Nova Scotia

How to get tested for COVID-19 in Nova Scotia

As Nova Scotia continues to identify new cases of COVID-19 each day, the province has ramped up its testing capacity and is encouraging people who need — or want — to get tested, to do so.

Asymptomatic testing is available at pop-up sites and mobile units throughout the province

People with symptoms of COVID-19 are still asked to apply for testing online. (Robert Short/CBC)

Nova Scotia is strongly encouraging people to make COVID-19 testing a part of their regular precautionary routine and testing capacity increased in November, allowing the province to offer asymptomatic testing, along with regular symptomatic testing.

So if you need — or want — to get tested, this is how you can do it in Nova Scotia.

Symptomatic testing

People who have symptoms of COVID-19 are prioritized for testing in Nova Scotia.

Anyone who is experiencing a fever or a new or worsening cough can be tested for the virus. Individuals who have two or more of the following symptoms should also be tested:

  • Sore throat.
  • Headache.
  • Shortness of breath.
  • Runny nose.

To get a test, individuals can complete the COVID-19 self-assessment online or call 811. Public Health will determine if you require a test. If a test is necessary, you can schedule it online or speak to a nurse over the phone.

Individuals required to get tested will be referred to one of the province's assessment centres and must isolate while waiting for the test.

Once the test is completed, individuals must continue isolating until they receive their results. Other people in the household don't need to isolate unless they start showing symptoms or have been told by Public Health to do so.

Asymptomatic testing

On Dec. 7, the province announced that all Nova Scotians who want to get tested can now do so, even if they don't have symptoms of COVID-19.

This form of testing is recommended to people who have many social interactions through gatherings or many social contacts. The testing is available to people who:

  • Do not have symptoms of COVID-19.
  • Have not travelled outside Atlantic Canada in the last 14 days.
  • Have not visited a potential exposure location.
  • Who have not been in contact with someone who has tested positive.

People can book an appointment by using the online assessment and choosing the asymptomatic option. These individuals do not have to isolate while waiting for results.

Asymptomatic people may also be advised by Public Health to get tested if they are a close contact of someone who contracted the virus or if they have been at a recent exposure site. Individuals can fill out the online assessment form here if required. Self-isolation may be required.

Rapid testing

The Nova Scotia Health Authority has been offering rapid testing at pop-up sites across the province since December. Rapid testing is available to people who:

  • Are 16 or older.
  • Do not have any symptoms.
  • Have not travelled.
  • Have not visited a potential exposure location.
  • Have not been in contact with someone who has tested positive.

Individuals who are tested using this method do not have to isolate while waiting for their results, which will come in via text the same day. People who test positive will be sent for a standard COVID-19 test.

Click here to see upcoming rapid testing dates and locations in Nova Scotia.

Mobile testing units

Nova Scotia also started operating two mobile testing units in December, which continue to be used throughout the province. Mobile units are deployed based on the epidemiology needs in the province.
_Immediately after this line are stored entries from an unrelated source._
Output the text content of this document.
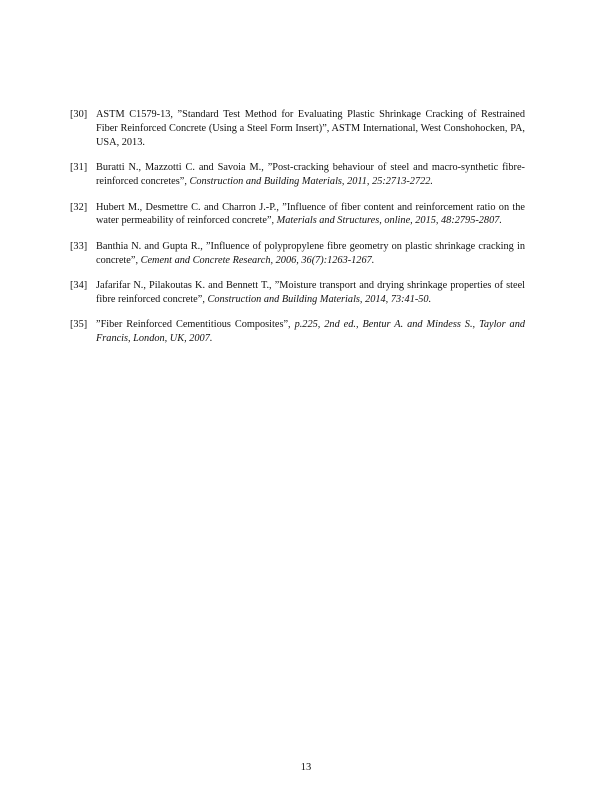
[30] ASTM C1579-13, ”Standard Test Method for Evaluating Plastic Shrinkage Cracking of Restrained Fiber Reinforced Concrete (Using a Steel Form Insert)”, ASTM International, West Conshohocken, PA, USA, 2013.
[31] Buratti N., Mazzotti C. and Savoia M., ”Post-cracking behaviour of steel and macro-synthetic fibre-reinforced concretes”, Construction and Building Materials, 2011, 25:2713-2722.
[32] Hubert M., Desmettre C. and Charron J.-P., ”Influence of fiber content and reinforcement ratio on the water permeability of reinforced concrete”, Materials and Structures, online, 2015, 48:2795-2807.
[33] Banthia N. and Gupta R., ”Influence of polypropylene fibre geometry on plastic shrinkage cracking in concrete”, Cement and Concrete Research, 2006, 36(7):1263-1267.
[34] Jafarifar N., Pilakoutas K. and Bennett T., ”Moisture transport and drying shrinkage properties of steel fibre reinforced concrete”, Construction and Building Materials, 2014, 73:41-50.
[35] ”Fiber Reinforced Cementitious Composites”, p.225, 2nd ed., Bentur A. and Mindess S., Taylor and Francis, London, UK, 2007.
13
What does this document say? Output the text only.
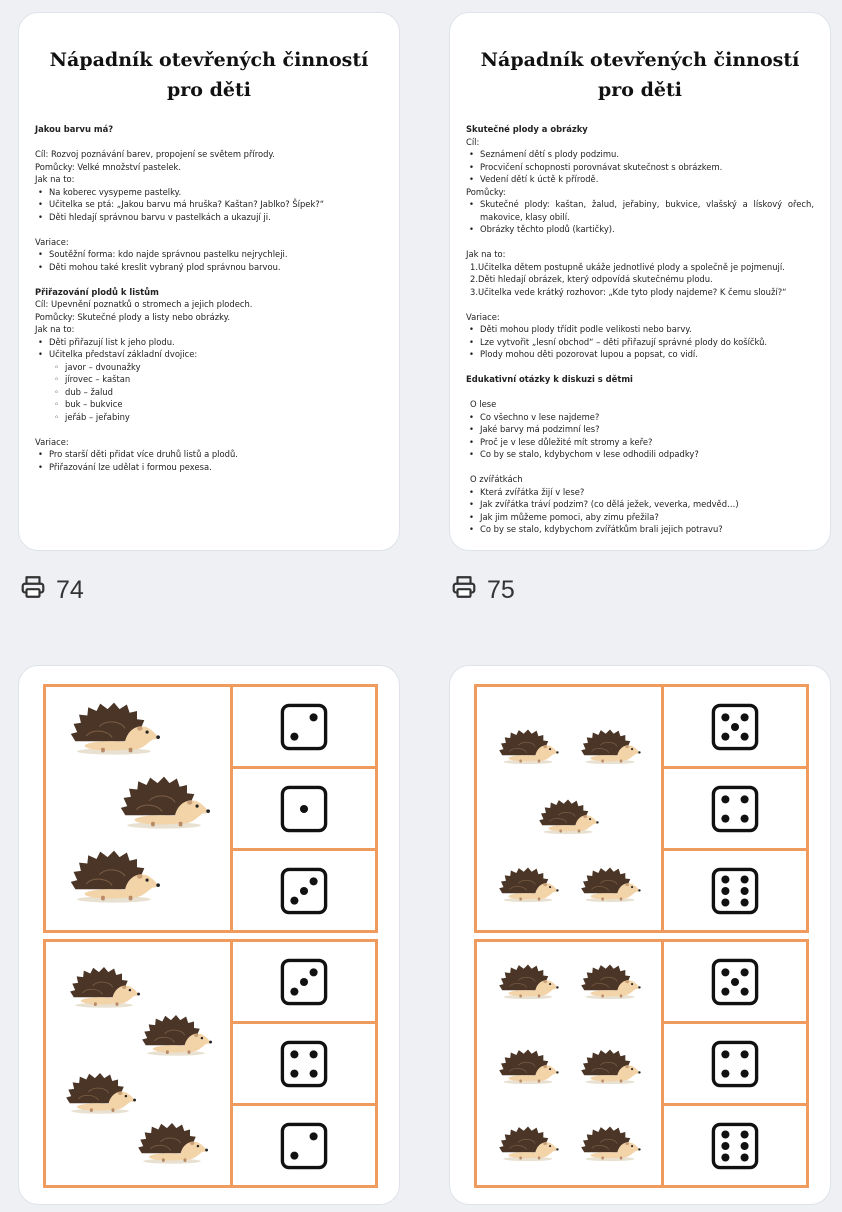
Nápadník otevřených činností
pro děti
Jakou barvu má?
Cíl: Rozvoj poznávání barev, propojení se světem přírody.
Pomůcky: Velké množství pastelek.
Jak na to:
• Na koberec vysypeme pastelky.
• Učitelka se ptá: „Jakou barvu má hruška? Kaštan? Jablko? Šípek?“
• Děti hledají správnou barvu v pastelkách a ukazují ji.
Variace:
• Soutěžní forma: kdo najde správnou pastelku nejrychleji.
• Děti mohou také kreslit vybraný plod správnou barvou.
Přiřazování plodů k listům
Cíl: Upevnění poznatků o stromech a jejich plodech.
Pomůcky: Skutečné plody a listy nebo obrázky.
Jak na to:
• Děti přiřazují list k jeho plodu.
• Učitelka představí základní dvojice:
◦ javor – dvounažky
◦ jírovec – kaštan
◦ dub – žalud
◦ buk – bukvice
◦ jeřáb – jeřabiny
Variace:
• Pro starší děti přidat více druhů listů a plodů.
• Přiřazování lze udělat i formou pexesa.
74
Nápadník otevřených činností
pro děti
Skutečné plody a obrázky
Cíl:
• Seznámení dětí s plody podzimu.
• Procvičení schopnosti porovnávat skutečnost s obrázkem.
• Vedení dětí k úctě k přírodě.
Pomůcky:
• Skutečné plody: kaštan, žalud, jeřabiny, bukvice, vlašský a lískový ořech, makovice, klasy obilí.
• Obrázky těchto plodů (kartičky).
Jak na to:
1.Učitelka dětem postupně ukáže jednotlivé plody a společně je pojmenují.
2.Děti hledají obrázek, který odpovídá skutečnému plodu.
3.Učitelka vede krátký rozhovor: „Kde tyto plody najdeme? K čemu slouží?“
Variace:
• Děti mohou plody třídit podle velikosti nebo barvy.
• Lze vytvořit „lesní obchod“ – děti přiřazují správné plody do košíčků.
• Plody mohou děti pozorovat lupou a popsat, co vidí.
Edukativní otázky k diskuzi s dětmi
O lese
• Co všechno v lese najdeme?
• Jaké barvy má podzimní les?
• Proč je v lese důležité mít stromy a keře?
• Co by se stalo, kdybychom v lese odhodili odpadky?
O zvířátkách
• Která zvířátka žijí v lese?
• Jak zvířátka tráví podzim? (co dělá ježek, veverka, medvěd…)
• Jak jim můžeme pomoci, aby zimu přežila?
• Co by se stalo, kdybychom zvířátkům brali jejich potravu?
75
People can visit mobile testing units if they don't have any symptoms, if they aren't a close contact of someone who has COVID-19 and are not isolating due to travel outside the province. 

Click here to see upcoming mobile testing dates and locations in Nova Scotia.

Drop-in and pre-booked appointments are available at these locations, but residents are encouraged to book ahead via the self-assessment website or calling 811.

Swish-and-gargle test for children

Children ages four to 18 may now complete a swish-and-gargle test in replacement of the nasal swab if they are symptomatic.

To use this method, the child must be able to swish salty water in their mouth, gargle, and do both steps three times before spitting the salty water into a container.

Children should not brush their teeth, eat, drink or chew gum before their test. 

The IWK and the Nova Scotia Health Authority advise parents to practise this at home with their children, but do not practise two hours before the test as it would affect the sample.

This test can be requested through the province's online assessment.

Rotational workers

Starting Jan. 15, the province made testing mandatory for all rotational workers returning from outside Nova Scotia, Prince Edward Island, and Newfoundland and Labrador. Workers must complete a modified 14 days of isolation, while also being tested on Day 1 and 2 and then again on Day 6, 7 and 8. 

Audits will be completed, and rotational workers will be contacted by phone to remind them of the need to get tested. Anyone who does not get tested will be fined $1,000.

Rotational workers can book an appointment for COVID-19 testing here.

Testing for essential workers, travel

People who need a negative test result for essential work or travel may also be tested for COVID-19, even if they don't have symptoms.

The health authority is working with PRAXES Medical Group to provide PCR swab tests for people who require a negative test result.

This test is also available to people who need a negative test result to travel for compassionate reasons, such as students or migrant workers who need to return to their home country, visiting an ill or elderly relative or attending a funeral.

Individuals can book the test with PRAXES online. The test costs $199 plus tax.